„Angie“ hat sich mit tollen Leistungen wieder in die absolute Weltspitze gespielt. Jetzt das Kompliment von einem, der sie schon einmal dorthin brachte.


Kerber und Beltz – das passte

Australian-Open-Triumph. Der erste deutsche Grand-Slam-Sieg nach 17 Jahren. Titel in New York. Nummer eins. Die Liaison von Angelique Kerber und ihrem Ex-Trainer Torben Beltz wurde 2016 bis auf die Spitze getrieben. Ein Traumduo. Doch 2017 ging es bergab, letztlich gingen die Beiden getrennte Wege.

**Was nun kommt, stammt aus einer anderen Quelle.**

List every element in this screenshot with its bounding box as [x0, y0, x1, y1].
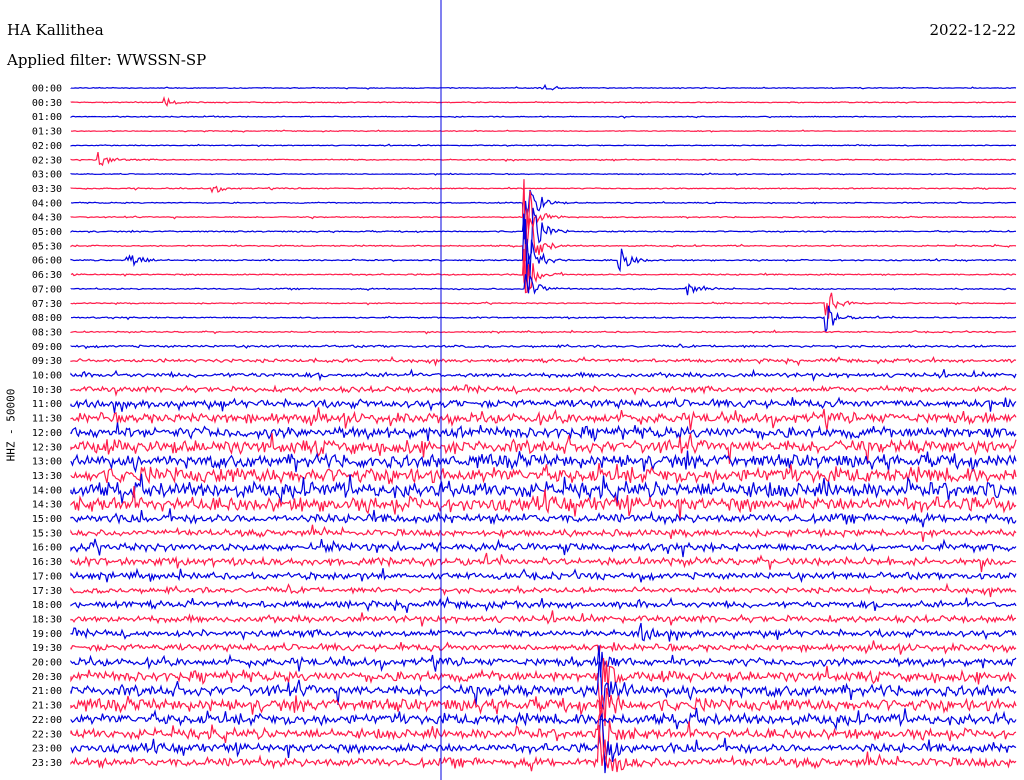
time-label-0030: 00:30 — [32, 98, 62, 109]
time-label-0600: 06:00 — [32, 256, 62, 267]
time-label-1230: 12:30 — [32, 442, 62, 453]
trace-1800 — [70, 596, 1017, 613]
time-label-2200: 22:00 — [32, 715, 62, 726]
time-label-1930: 19:30 — [32, 643, 62, 654]
trace-1630 — [70, 552, 1017, 573]
trace-2300 — [70, 712, 1017, 774]
trace-1600 — [70, 538, 1017, 558]
trace-1900 — [70, 622, 1017, 642]
trace-1930 — [70, 640, 1017, 655]
time-label-1130: 11:30 — [32, 414, 62, 425]
time-label-1200: 12:00 — [32, 428, 62, 439]
filter-label: Applied filter: WWSSN-SP — [7, 51, 207, 69]
time-label-0330: 03:30 — [32, 184, 62, 195]
time-label-1630: 16:30 — [32, 557, 62, 568]
station-title: HA Kallithea — [7, 21, 104, 39]
time-label-0300: 03:00 — [32, 170, 62, 181]
channel-label: HHZ - 50000 — [4, 388, 18, 462]
trace-0000 — [70, 83, 1017, 91]
time-label-0500: 05:00 — [32, 227, 62, 238]
trace-0100 — [70, 115, 1016, 119]
trace-0930 — [70, 355, 1017, 367]
time-label-1900: 19:00 — [32, 629, 62, 640]
time-label-0100: 01:00 — [32, 112, 62, 123]
trace-0200 — [70, 143, 1017, 148]
time-label-0900: 09:00 — [32, 342, 62, 353]
time-label-1030: 10:30 — [32, 385, 62, 396]
trace-0730 — [70, 292, 1016, 319]
time-label-0530: 05:30 — [32, 241, 62, 252]
trace-1730 — [70, 582, 1017, 598]
time-label-1600: 16:00 — [32, 543, 62, 554]
trace-0900 — [70, 343, 1017, 350]
time-label-0130: 01:30 — [32, 127, 62, 138]
trace-0130 — [70, 129, 1016, 133]
time-label-1330: 13:30 — [32, 471, 62, 482]
trace-2230 — [70, 706, 1017, 761]
time-label-0930: 09:30 — [32, 356, 62, 367]
trace-2000 — [70, 645, 1017, 678]
time-label-0800: 08:00 — [32, 313, 62, 324]
trace-1030 — [70, 384, 1017, 397]
time-label-0000: 00:00 — [32, 84, 62, 95]
time-label-1700: 17:00 — [32, 571, 62, 582]
trace-0830 — [70, 329, 1017, 335]
time-label-2000: 20:00 — [32, 658, 62, 669]
time-tick-labels: 00:00 00:30 01:00 01:30 02:00 02:30 03:00 03:30… — [32, 84, 62, 769]
date-label: 2022-12-22 — [929, 21, 1016, 39]
helicorder-plot: 00:00 00:30 01:00 01:30 02:00 02:30 03:00 03:30… — [32, 0, 1017, 780]
time-label-1830: 18:30 — [32, 614, 62, 625]
time-label-1430: 14:30 — [32, 500, 62, 511]
time-label-0430: 04:30 — [32, 213, 62, 224]
time-label-2300: 23:00 — [32, 744, 62, 755]
trace-1700 — [70, 567, 1017, 584]
trace-1500 — [70, 508, 1017, 528]
trace-0030 — [70, 95, 1017, 107]
time-label-0200: 02:00 — [32, 141, 62, 152]
trace-1200 — [70, 422, 1017, 443]
time-label-0730: 07:30 — [32, 299, 62, 310]
trace-group — [70, 83, 1017, 774]
trace-1830 — [70, 610, 1017, 627]
time-label-2030: 20:30 — [32, 672, 62, 683]
time-label-0230: 02:30 — [32, 155, 62, 166]
trace-1000 — [70, 368, 1017, 382]
time-label-0700: 07:00 — [32, 284, 62, 295]
time-label-1530: 15:30 — [32, 528, 62, 539]
time-label-0830: 08:30 — [32, 327, 62, 338]
time-label-0630: 06:30 — [32, 270, 62, 281]
time-label-2330: 23:30 — [32, 758, 62, 769]
time-label-1100: 11:00 — [32, 399, 62, 410]
time-label-2230: 22:30 — [32, 729, 62, 740]
trace-0330 — [70, 185, 1017, 194]
time-label-2100: 21:00 — [32, 686, 62, 697]
trace-1530 — [70, 524, 1017, 542]
time-label-1000: 10:00 — [32, 371, 62, 382]
time-label-1800: 18:00 — [32, 600, 62, 611]
trace-0230 — [70, 151, 1016, 167]
time-label-0400: 04:00 — [32, 198, 62, 209]
trace-1230 — [70, 432, 1017, 465]
trace-0300 — [70, 172, 1017, 176]
trace-0800 — [70, 305, 1017, 333]
time-label-1400: 14:00 — [32, 485, 62, 496]
time-label-1730: 17:30 — [32, 586, 62, 597]
time-label-1300: 13:00 — [32, 457, 62, 468]
time-label-1500: 15:00 — [32, 514, 62, 525]
time-label-2130: 21:30 — [32, 701, 62, 712]
trace-1100 — [70, 396, 1017, 414]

Dennoch ist die Meinung von- und übereinander weiterhin mehr als positiv. Die Spielerin lobte den Ex-Coach zuletzt immer wieder und sprach von einer „großartigen gemeinsamen Zeit“. Diese Worte gab Beltz nun im Gespräch mit dem „Hamburger Abendblatt“ zurück:

Angie ist deutlich reifer geworden. Man hat es an ihrer Reaktion gesehen, wie sie die Halbfinalniederlage in Melbourne gegen Simona Halep kommentiert hat. Wenn sie so spielt wie in den ersten Wochen dieser Saison, dann kann sie jedes Turnier gewinnen.

In Runde 2 gegen den Ex

Das bekam Beltz in Melbourne am eigenen Leib zu spüren. Inzwischen trainert er die Kroatin Donna Vekic – und diese wurde von Kerber in der zweiten Runde der Australian Open mit 6:4, 6:1 vom Platz gefegt.

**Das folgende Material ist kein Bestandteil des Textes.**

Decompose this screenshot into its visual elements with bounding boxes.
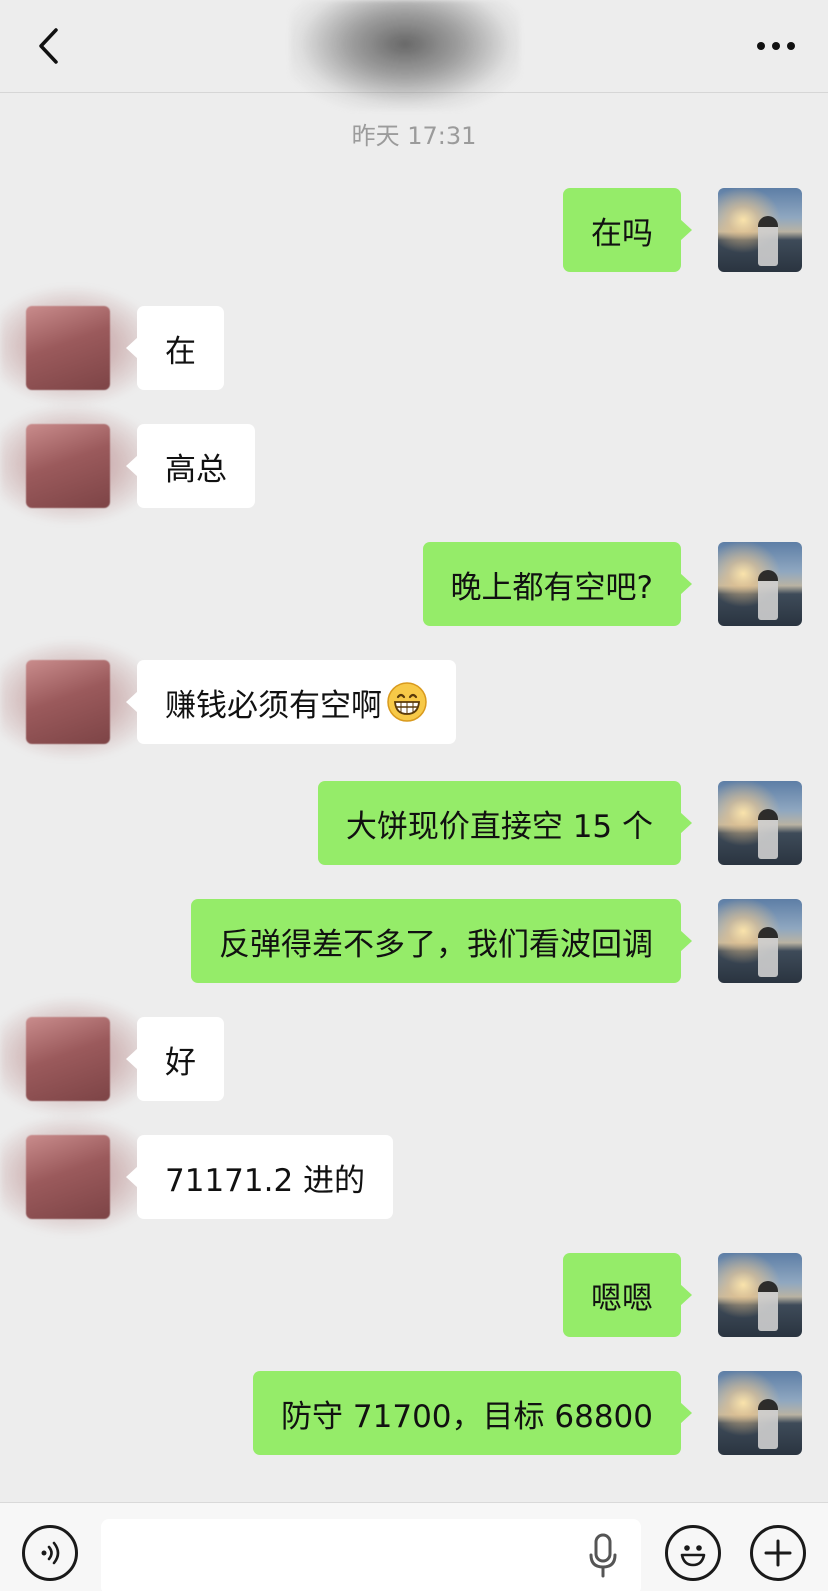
avatar-figure bbox=[758, 809, 778, 859]
message-row: 71171.2 进的 bbox=[0, 1115, 828, 1235]
message-row: 高总 bbox=[0, 404, 828, 524]
microphone-icon[interactable] bbox=[588, 1533, 618, 1579]
message-row: 防守 71700，目标 68800 bbox=[0, 1371, 828, 1455]
plus-icon bbox=[764, 1539, 792, 1567]
message-bubble-sent[interactable]: 嗯嗯 bbox=[563, 1253, 692, 1337]
message-row: 嗯嗯 bbox=[0, 1253, 828, 1337]
my-avatar[interactable] bbox=[718, 542, 802, 626]
avatar-figure bbox=[758, 216, 778, 266]
message-bubble-received[interactable]: 71171.2 进的 bbox=[125, 1135, 394, 1219]
message-bubble-received[interactable]: 在 bbox=[126, 306, 224, 390]
message-input[interactable] bbox=[101, 1519, 641, 1591]
contact-avatar[interactable] bbox=[26, 1135, 110, 1219]
chevron-left-icon bbox=[39, 28, 58, 64]
my-avatar[interactable] bbox=[718, 188, 802, 272]
smiley-icon bbox=[680, 1545, 706, 1567]
chat-title-redacted bbox=[290, 0, 520, 110]
message-row: 在吗 bbox=[0, 188, 828, 272]
message-bubble-sent[interactable]: 晚上都有空吧? bbox=[422, 542, 693, 626]
more-button[interactable] bbox=[748, 26, 804, 66]
back-button[interactable] bbox=[28, 24, 68, 68]
message-timestamp: 昨天 17:31 bbox=[351, 122, 477, 150]
contact-avatar[interactable] bbox=[26, 660, 110, 744]
avatar-figure bbox=[758, 1281, 778, 1331]
message-bubble-sent[interactable]: 反弹得差不多了，我们看波回调 bbox=[191, 899, 692, 983]
contact-avatar[interactable] bbox=[26, 306, 110, 390]
more-dot bbox=[787, 42, 795, 50]
message-row: 赚钱必须有空啊 bbox=[0, 640, 828, 760]
avatar-figure bbox=[758, 570, 778, 620]
message-bubble-sent[interactable]: 在吗 bbox=[563, 188, 692, 272]
message-row: 晚上都有空吧? bbox=[0, 542, 828, 626]
my-avatar[interactable] bbox=[718, 1371, 802, 1455]
chat-input-bar bbox=[0, 1502, 828, 1591]
grinning-face-icon bbox=[387, 682, 427, 722]
message-row: 在 bbox=[0, 286, 828, 406]
message-bubble-received[interactable]: 好 bbox=[126, 1017, 224, 1101]
plus-button[interactable] bbox=[750, 1525, 806, 1581]
message-bubble-received[interactable]: 高总 bbox=[126, 424, 255, 508]
my-avatar[interactable] bbox=[718, 899, 802, 983]
message-bubble-sent[interactable]: 大饼现价直接空 15 个 bbox=[317, 781, 693, 865]
emoji-button[interactable] bbox=[665, 1525, 721, 1581]
avatar-figure bbox=[758, 927, 778, 977]
message-row: 好 bbox=[0, 997, 828, 1117]
message-bubble-received[interactable]: 赚钱必须有空啊 bbox=[126, 660, 456, 744]
chat-header bbox=[0, 0, 828, 110]
my-avatar[interactable] bbox=[718, 781, 802, 865]
more-dots-icon bbox=[757, 42, 765, 50]
message-row: 大饼现价直接空 15 个 bbox=[0, 781, 828, 865]
voice-button[interactable] bbox=[22, 1525, 78, 1581]
avatar-figure bbox=[758, 1399, 778, 1449]
contact-avatar[interactable] bbox=[26, 1017, 110, 1101]
more-dot bbox=[772, 42, 780, 50]
contact-avatar[interactable] bbox=[26, 424, 110, 508]
message-row: 反弹得差不多了，我们看波回调 bbox=[0, 899, 828, 983]
message-bubble-sent[interactable]: 防守 71700，目标 68800 bbox=[253, 1371, 692, 1455]
voice-icon bbox=[41, 1541, 60, 1565]
my-avatar[interactable] bbox=[718, 1253, 802, 1337]
message-text: 赚钱必须有空啊 bbox=[165, 687, 382, 724]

Auch dank des (wieder) druckvollen Spiels, das die aktuelle Nummer neun der Welt mit dem neuen Coach Wim Fissette entwickelt hat. Beltz lobt auch diesen:

Wim ist ein hervorragender Trainer. Man sieht, dass die beiden in der Vorbereitung viel gearbeitet haben. Der Aufschlag ist stabiler, sie spielt mit viel Druck von der Grundlinie.

Toll Worte, toller Trainer, dieser Torben Beltz.